Speaker
Description
A mean-field and interaction in the particle-hole (p-h) channel are the input quantities for any RPA-based approach to describing Gamow-Teller Resonance and its overtone – Isovector Giant Spin-Monopole Resonance in the $\beta^{(−)}$ -channel (GTR and IVGSMR$^{(−)})$ , respectively). The recent example of such an approach is given in Ref. [1], where main properties of mentioned resonances in $^{208}$Bi are described within the continuum-RPA-based semimicroscopic p-h dispersive optical model. A realistic partially self-consistent phenomenological mean field and Landau-Migdal p-h interaction have been used in this study. Provided that dimensionless strength $g'$ of the spin-isospin part of the mentioned interaction is adjusted to reproduce in calculations of the GT strength function the observable GTR energy, the calculated IVGSMR$^{(−)})$ energy is found to be less (on about 3 MeV) than respective experimental value. In the present study, we attempt to resolve this puzzle by taking into account tensor forces, which lead to mixing $1^+$ spin-monopole and spin-quadrupole excitations.

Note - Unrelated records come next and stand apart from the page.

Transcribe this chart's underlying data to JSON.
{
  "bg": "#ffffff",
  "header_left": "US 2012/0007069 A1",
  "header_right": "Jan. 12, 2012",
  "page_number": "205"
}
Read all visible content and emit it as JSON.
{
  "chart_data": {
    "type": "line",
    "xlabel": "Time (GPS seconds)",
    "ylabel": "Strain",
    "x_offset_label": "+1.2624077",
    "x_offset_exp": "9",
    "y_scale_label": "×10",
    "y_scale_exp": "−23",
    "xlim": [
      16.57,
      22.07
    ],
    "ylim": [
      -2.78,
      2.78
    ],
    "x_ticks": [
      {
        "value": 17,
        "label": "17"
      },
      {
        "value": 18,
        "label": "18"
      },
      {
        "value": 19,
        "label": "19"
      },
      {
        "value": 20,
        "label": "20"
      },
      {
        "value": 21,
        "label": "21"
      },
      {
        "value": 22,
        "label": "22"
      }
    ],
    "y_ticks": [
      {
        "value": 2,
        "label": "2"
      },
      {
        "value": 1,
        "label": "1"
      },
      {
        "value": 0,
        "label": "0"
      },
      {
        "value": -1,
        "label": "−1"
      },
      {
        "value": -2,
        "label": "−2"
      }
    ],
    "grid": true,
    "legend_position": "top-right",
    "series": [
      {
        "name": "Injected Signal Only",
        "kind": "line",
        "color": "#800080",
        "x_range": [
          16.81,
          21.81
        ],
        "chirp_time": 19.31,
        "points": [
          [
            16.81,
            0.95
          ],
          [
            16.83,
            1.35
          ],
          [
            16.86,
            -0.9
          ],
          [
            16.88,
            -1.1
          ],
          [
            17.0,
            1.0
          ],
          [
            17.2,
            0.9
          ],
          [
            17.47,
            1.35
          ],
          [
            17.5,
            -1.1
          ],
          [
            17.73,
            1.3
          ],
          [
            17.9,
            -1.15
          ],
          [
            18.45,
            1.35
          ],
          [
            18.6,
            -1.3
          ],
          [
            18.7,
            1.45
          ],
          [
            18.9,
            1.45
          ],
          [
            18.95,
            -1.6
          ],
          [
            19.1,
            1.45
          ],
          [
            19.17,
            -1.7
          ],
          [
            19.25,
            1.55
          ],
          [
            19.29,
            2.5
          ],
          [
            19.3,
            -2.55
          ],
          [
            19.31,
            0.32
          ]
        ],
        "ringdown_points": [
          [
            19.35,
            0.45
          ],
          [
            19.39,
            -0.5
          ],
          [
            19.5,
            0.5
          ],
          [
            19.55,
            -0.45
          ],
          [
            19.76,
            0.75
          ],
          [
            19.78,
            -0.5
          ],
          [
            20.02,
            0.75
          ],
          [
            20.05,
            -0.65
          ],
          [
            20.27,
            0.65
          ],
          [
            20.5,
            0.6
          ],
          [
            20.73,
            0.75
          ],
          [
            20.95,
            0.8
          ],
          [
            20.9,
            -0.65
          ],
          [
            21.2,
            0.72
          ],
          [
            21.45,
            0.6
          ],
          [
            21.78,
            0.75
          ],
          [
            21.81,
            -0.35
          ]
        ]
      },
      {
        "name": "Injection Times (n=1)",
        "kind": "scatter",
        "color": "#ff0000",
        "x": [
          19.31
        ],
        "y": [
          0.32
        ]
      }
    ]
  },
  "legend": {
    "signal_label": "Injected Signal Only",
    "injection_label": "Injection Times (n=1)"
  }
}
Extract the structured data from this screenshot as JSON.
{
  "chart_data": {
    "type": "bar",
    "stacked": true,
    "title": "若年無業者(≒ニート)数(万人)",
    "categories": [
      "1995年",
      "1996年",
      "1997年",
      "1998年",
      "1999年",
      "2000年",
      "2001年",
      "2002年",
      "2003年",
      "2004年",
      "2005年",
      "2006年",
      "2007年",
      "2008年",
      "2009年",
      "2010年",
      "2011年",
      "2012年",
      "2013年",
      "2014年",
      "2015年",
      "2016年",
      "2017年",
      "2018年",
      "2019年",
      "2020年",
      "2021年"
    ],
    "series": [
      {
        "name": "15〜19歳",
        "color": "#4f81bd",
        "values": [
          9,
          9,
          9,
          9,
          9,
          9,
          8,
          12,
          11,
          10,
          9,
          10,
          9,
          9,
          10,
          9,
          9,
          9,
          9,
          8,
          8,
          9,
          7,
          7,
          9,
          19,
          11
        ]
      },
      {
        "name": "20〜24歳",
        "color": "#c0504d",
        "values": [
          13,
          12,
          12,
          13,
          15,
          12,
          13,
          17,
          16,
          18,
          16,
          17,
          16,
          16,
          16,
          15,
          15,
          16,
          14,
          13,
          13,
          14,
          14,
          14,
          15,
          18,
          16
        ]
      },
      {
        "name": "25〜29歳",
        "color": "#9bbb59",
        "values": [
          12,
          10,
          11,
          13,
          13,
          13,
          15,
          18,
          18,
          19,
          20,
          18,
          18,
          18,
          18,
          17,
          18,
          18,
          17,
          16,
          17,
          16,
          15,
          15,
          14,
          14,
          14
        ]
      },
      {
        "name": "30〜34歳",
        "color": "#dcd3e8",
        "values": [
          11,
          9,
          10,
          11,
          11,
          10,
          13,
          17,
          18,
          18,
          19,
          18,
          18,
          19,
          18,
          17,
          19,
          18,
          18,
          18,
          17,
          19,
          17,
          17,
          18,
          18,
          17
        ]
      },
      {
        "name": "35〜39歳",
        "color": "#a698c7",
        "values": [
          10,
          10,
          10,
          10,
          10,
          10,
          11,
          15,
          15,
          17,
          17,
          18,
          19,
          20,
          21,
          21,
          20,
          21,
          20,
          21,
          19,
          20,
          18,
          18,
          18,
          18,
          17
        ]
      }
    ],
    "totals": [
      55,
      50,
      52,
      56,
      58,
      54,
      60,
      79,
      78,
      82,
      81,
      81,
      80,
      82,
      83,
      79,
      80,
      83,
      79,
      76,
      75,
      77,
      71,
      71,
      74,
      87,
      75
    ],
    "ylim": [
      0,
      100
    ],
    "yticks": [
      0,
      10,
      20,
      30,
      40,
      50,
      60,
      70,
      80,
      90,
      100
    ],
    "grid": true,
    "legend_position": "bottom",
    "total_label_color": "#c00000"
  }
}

In applying to describing GT strength distribution, tensor forces have been considered in Ref. [2]. Mentioned mixing takes place due to both the spin-orbit term in a mean field (so-called nonsymmetric or non-diagonal approximation in RPA-based approaches employing central forces [3]) and non-central (tensor) forces. Using the mentioned
continuum-RPA-based analysis of Ref. [1] as a starting point, we resolved the above-described puzzle related to evaluation of the IVGSMR$^{(−)})$ energy by taking tensor forces into account. As expected, the strength parameter of the spin-isospin part of non-central forces $g_T'$ is found to be less than the Landau-Migdal parameter $g'$.
This work was partially supported by the Russian Foundation of Basic Research (grant No. 19-02-00660).
- G.V. Kolomiytsev, M.G. Urin, Yad. Fiz. 83, 119 (2020).
- A.P. Severyukhin and H. Sagawa, Prog. Theor. Exp. Phys. 103D03 (2013).
- M.G. Urin, “Relaxation of nuclear excitations”. Moscow, Energoatomizdat, 1991 (in Russian).